For a surgical, one-file change as of June 2026, Sonnet 4.6 or Cursor’s in-house Composer 2.5 tend to patch tightest. Top reasoning models like Opus 4.7 are better for genuinely large multi-file work but lean toward sweeping rewrites on small tasks.

My .cursorrules is ignored. Why?

Two common reasons. First, the file is deprecated in favor of .cursor/rules/*.mdc; migrate it. Second, an .mdc rule only auto-applies when it has frontmatter with alwaysApply: true (or a matching globs pattern). A plain .md file or alwaysApply: false is treated as on-demand and silently skipped.

How do I stop it touching generated or vendored files?
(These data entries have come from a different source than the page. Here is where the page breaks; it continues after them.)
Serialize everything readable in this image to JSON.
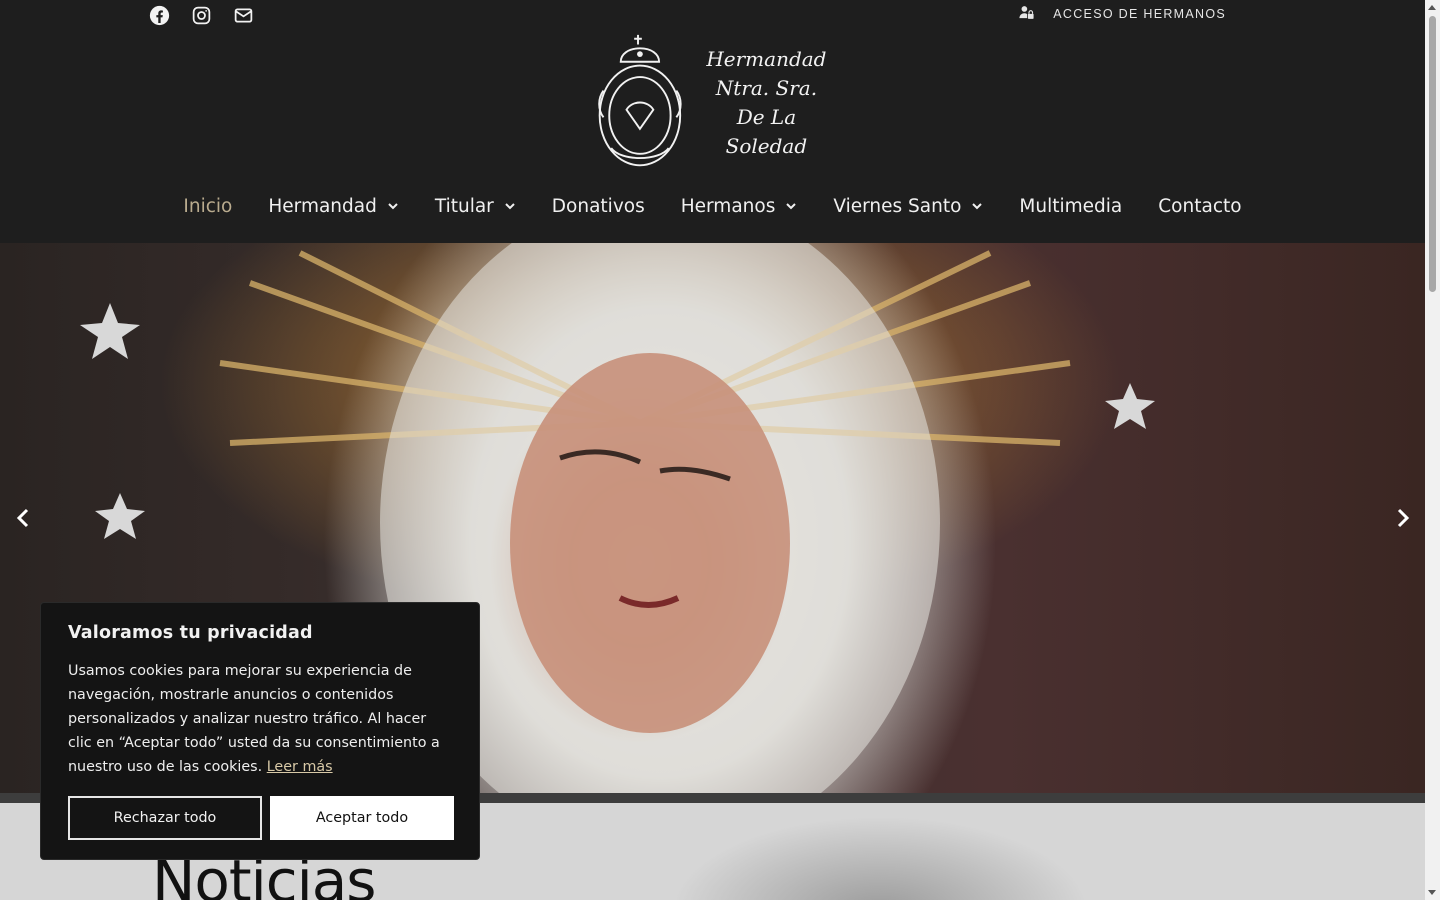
{
  "header": {
    "social": [
      "facebook-icon",
      "instagram-icon",
      "mail-icon"
    ],
    "access_label": "ACCESO DE HERMANOS",
    "logo_lines": [
      "Hermandad",
      "Ntra. Sra.",
      "De La Soledad"
    ]
  },
  "nav": {
    "items": [
      {
        "label": "Inicio",
        "active": true,
        "dropdown": false
      },
      {
        "label": "Hermandad",
        "active": false,
        "dropdown": true
      },
      {
        "label": "Titular",
        "active": false,
        "dropdown": true
      },
      {
        "label": "Donativos",
        "active": false,
        "dropdown": false
      },
      {
        "label": "Hermanos",
        "active": false,
        "dropdown": true
      },
      {
        "label": "Viernes Santo",
        "active": false,
        "dropdown": true
      },
      {
        "label": "Multimedia",
        "active": false,
        "dropdown": false
      },
      {
        "label": "Contacto",
        "active": false,
        "dropdown": false
      }
    ]
  },
  "news": {
    "title": "Noticias"
  },
  "cookie": {
    "title": "Valoramos tu privacidad",
    "body": "Usamos cookies para mejorar su experiencia de navegación, mostrarle anuncios o contenidos personalizados y analizar nuestro tráfico. Al hacer clic en “Aceptar todo” usted da su consentimiento a nuestro uso de las cookies.",
    "link": "Leer más",
    "reject": "Rechazar todo",
    "accept": "Aceptar todo"
  },
  "colors": {
    "accent": "#b9ab8e",
    "header_bg": "#1e1e1e",
    "link": "#d8c9a7"
  }
}
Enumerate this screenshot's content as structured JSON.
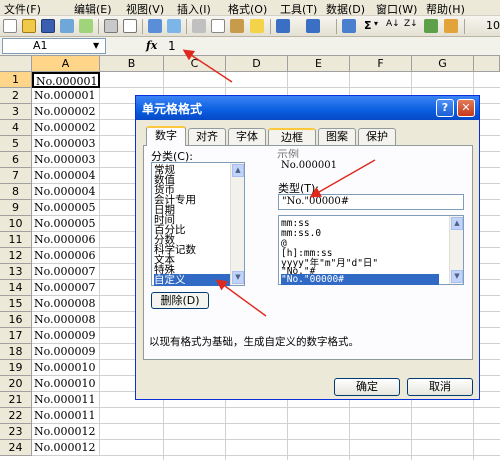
{
  "menubar": {
    "items": [
      "文件(F)",
      "编辑(E)",
      "视图(V)",
      "插入(I)",
      "格式(O)",
      "工具(T)",
      "数据(D)",
      "窗口(W)",
      "帮助(H)"
    ]
  },
  "toolbar": {
    "sigma": "Σ",
    "sigma_arrow": "▾",
    "sort_asc": "A↓",
    "sort_desc": "Z↓",
    "zoom": "10"
  },
  "formula_bar": {
    "cell_name": "A1",
    "fx": "fx",
    "value": "1"
  },
  "grid": {
    "columns": [
      "A",
      "B",
      "C",
      "D",
      "E",
      "F",
      "G"
    ],
    "rows": [
      {
        "n": "1",
        "a": "No.000001"
      },
      {
        "n": "2",
        "a": "No.000001"
      },
      {
        "n": "3",
        "a": "No.000002"
      },
      {
        "n": "4",
        "a": "No.000002"
      },
      {
        "n": "5",
        "a": "No.000003"
      },
      {
        "n": "6",
        "a": "No.000003"
      },
      {
        "n": "7",
        "a": "No.000004"
      },
      {
        "n": "8",
        "a": "No.000004"
      },
      {
        "n": "9",
        "a": "No.000005"
      },
      {
        "n": "10",
        "a": "No.000005"
      },
      {
        "n": "11",
        "a": "No.000006"
      },
      {
        "n": "12",
        "a": "No.000006"
      },
      {
        "n": "13",
        "a": "No.000007"
      },
      {
        "n": "14",
        "a": "No.000007"
      },
      {
        "n": "15",
        "a": "No.000008"
      },
      {
        "n": "16",
        "a": "No.000008"
      },
      {
        "n": "17",
        "a": "No.000009"
      },
      {
        "n": "18",
        "a": "No.000009"
      },
      {
        "n": "19",
        "a": "No.000010"
      },
      {
        "n": "20",
        "a": "No.000010"
      },
      {
        "n": "21",
        "a": "No.000011"
      },
      {
        "n": "22",
        "a": "No.000011"
      },
      {
        "n": "23",
        "a": "No.000012"
      },
      {
        "n": "24",
        "a": "No.000012"
      }
    ]
  },
  "dialog": {
    "title": "单元格格式",
    "help": "?",
    "close": "✕",
    "tabs": [
      "数字",
      "对齐",
      "字体",
      "边框",
      "图案",
      "保护"
    ],
    "category_label": "分类(C):",
    "categories": [
      "常规",
      "数值",
      "货币",
      "会计专用",
      "日期",
      "时间",
      "百分比",
      "分数",
      "科学记数",
      "文本",
      "特殊",
      "自定义"
    ],
    "selected_category": "自定义",
    "sample_label": "示例",
    "sample_value": "No.000001",
    "type_label": "类型(T):",
    "type_value": "\"No.\"00000#",
    "formats": [
      "mm:ss",
      "mm:ss.0",
      "@",
      "[h]:mm:ss",
      "yyyy\"年\"m\"月\"d\"日\"",
      "\"No.\"#",
      "\"No.\"00000#"
    ],
    "selected_format": "\"No.\"00000#",
    "delete_label": "删除(D)",
    "description": "以现有格式为基础，生成自定义的数字格式。",
    "ok_label": "确定",
    "cancel_label": "取消"
  }
}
Add those paths to .cursorignore at repo root so they’re excluded from context entirely, and also list them under a “do NOT touch” clause in your alwaysApply rule as a belt-and-suspenders defense.

Prevention

  • Commit before every Composer session so you start clean and checkpoints have a known floor.
  • Standardize a prompt template with a “Constraints” section: allowed files / forbidden files / max diff lines.
  • Default to Manual mode or Cmd+K; only flip to Agent when you genuinely need multi-step work.
  • Lock in a .cursor/rules/*.mdc “minimum diff” rule plus a .cursorignore sacred-paths list.
  • Drop loud comments in critical files: // DO NOT MODIFY without ticket #1234. Models usually skip them.